相川町でも数百人の暴徒が米穀商を襲撃、破壊をおこない、さらに外海府、沢根、二見 、河原田の豪農を襲撃したとのこと。7月3日に県警28名が暴徒鎮定のため来島し、5日に新発田歩兵第16連隊1ヶ中隊が来島してようやく鎮圧した(両津町史より)このとき和木の家にも暴徒の一派が来たが、トミの機転により事なきを得たとの記述あり。
明治24年(1891) 36才
大阪燐寸界泰計清水誠氏を招き、白瀬川北岸に大きな水車を作り燐寸の軸木を製造する。 用材は秋田・山形より買う計画を立てる。
2月19日、佐渡水陸物産共進会審査委員を嘱託。
3月26日、第2回佐渡水陸物産共進会審査委員の慰労金3円受ける。
7月、島根県庁より矛魚釣伝習生3名嘱託。
12月27日、大日本水産会より地方通信委員を嘱託。
※この年の出来事
夷港にはじめてビールが移入された。
明治25年(1892) 37才
北海道向けつなき栗を作る。
4月2日、佐渡水産会を設立。佐渡全域の鯣の品質向上を目指した。
10月8日、大日本水産会より地方通信委員、勉栃幹事長より感謝状及び有用図一部、受ける。
明治26年(1893) 38才
川上喚濤、和木で酒造業を創立。(清酒「和木川」)
明治27年(1894) 39才
この頃、佐渡市新穂の応水園中川収之宗匠から俳諧を習い、終生俳句を作った。
3月20日、第3回佐渡水陸物産共進会審査委員を嘱託。
5月24日、第3回佐渡水陸物産共進会審査委員の感謝状と金一封を受ける。
※この年の出来事:8月1日、清国に宣戦布告。(島内出征軍人、400余名)
明治28年(1895) 40才
7月11日、第4回内国勧業博覧会改良鯣(するめ)を出品し進歩二等賞を受賞。
※この年の出来事:4月、日清戦争終結、下関条約を締結。
明治29年(1896) 41才
※この年の出来事:佐渡鉱山が、宮内省から三菱合資会社に払い下げられた。
明治30年(1897) 42才
5月14日、第2回水産博覧会出品奨励委員を嘱託。
10月12日、第2回水産博覧会出品奨励委員として新潟県より出品。奨励金として20円受ける。
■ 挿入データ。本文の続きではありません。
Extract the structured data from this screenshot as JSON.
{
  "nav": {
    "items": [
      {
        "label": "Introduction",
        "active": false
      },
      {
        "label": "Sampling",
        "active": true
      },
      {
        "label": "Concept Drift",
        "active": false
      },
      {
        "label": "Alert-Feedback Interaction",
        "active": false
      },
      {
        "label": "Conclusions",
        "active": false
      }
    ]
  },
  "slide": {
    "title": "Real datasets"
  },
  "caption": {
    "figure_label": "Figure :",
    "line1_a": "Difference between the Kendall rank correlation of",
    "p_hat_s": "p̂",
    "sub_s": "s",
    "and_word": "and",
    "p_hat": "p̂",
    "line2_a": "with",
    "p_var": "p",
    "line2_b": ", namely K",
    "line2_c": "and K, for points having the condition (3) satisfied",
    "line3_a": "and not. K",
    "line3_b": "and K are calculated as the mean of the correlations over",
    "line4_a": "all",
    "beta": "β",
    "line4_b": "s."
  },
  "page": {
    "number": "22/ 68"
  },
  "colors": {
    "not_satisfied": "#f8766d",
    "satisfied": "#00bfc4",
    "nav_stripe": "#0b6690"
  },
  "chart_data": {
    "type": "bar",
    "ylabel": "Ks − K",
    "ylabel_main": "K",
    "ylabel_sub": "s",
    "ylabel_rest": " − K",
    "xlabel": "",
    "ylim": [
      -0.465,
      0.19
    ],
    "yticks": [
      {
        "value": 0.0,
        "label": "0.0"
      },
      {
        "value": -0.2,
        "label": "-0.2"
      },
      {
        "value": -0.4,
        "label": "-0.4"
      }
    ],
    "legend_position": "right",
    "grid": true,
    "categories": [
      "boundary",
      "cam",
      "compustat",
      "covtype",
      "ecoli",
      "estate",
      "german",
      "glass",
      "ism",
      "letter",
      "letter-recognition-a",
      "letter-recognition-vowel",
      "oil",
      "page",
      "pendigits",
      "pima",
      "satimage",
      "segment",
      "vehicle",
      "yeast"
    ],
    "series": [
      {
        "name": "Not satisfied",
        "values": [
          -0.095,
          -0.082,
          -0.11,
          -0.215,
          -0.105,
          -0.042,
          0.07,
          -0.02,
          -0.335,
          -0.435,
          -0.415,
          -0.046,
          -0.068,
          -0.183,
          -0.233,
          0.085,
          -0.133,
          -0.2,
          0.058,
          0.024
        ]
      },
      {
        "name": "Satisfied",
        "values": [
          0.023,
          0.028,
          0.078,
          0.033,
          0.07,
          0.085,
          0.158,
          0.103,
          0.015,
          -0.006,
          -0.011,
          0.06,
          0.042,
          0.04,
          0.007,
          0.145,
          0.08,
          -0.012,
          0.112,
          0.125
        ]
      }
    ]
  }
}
11月12日、第2回水産博覧会に改良鯣を出品し有功三等賞を受賞。
※この年の出来事:森知幾が相川町で「佐渡新聞」を創刊。
明治31年(1898) 43才
4月16日、第2回水産博覧会出品。奨励特志の座を以て報奨される。
※この年の出来事:8月7日、夷港で「港則発布祝賀会」を盛大に催した。このとき山車を繰り出し新作7港踊りなどを披露したが、これが両津七夕祭りのはじまりである。
明治32年(1899) 44才
東蒲原郡の小日山健次郎という炭焼きを雇い木炭の改良を計る。後日、平松の平野仁吉・白瀬新田の辻仁作両人に炭焼きを教える。現在、浜野喜作の如き木炭教師も出るに至る。(註:この現在とは川上可一がこの「年譜」の原本を作成した時期なので昭和10年代と推測される)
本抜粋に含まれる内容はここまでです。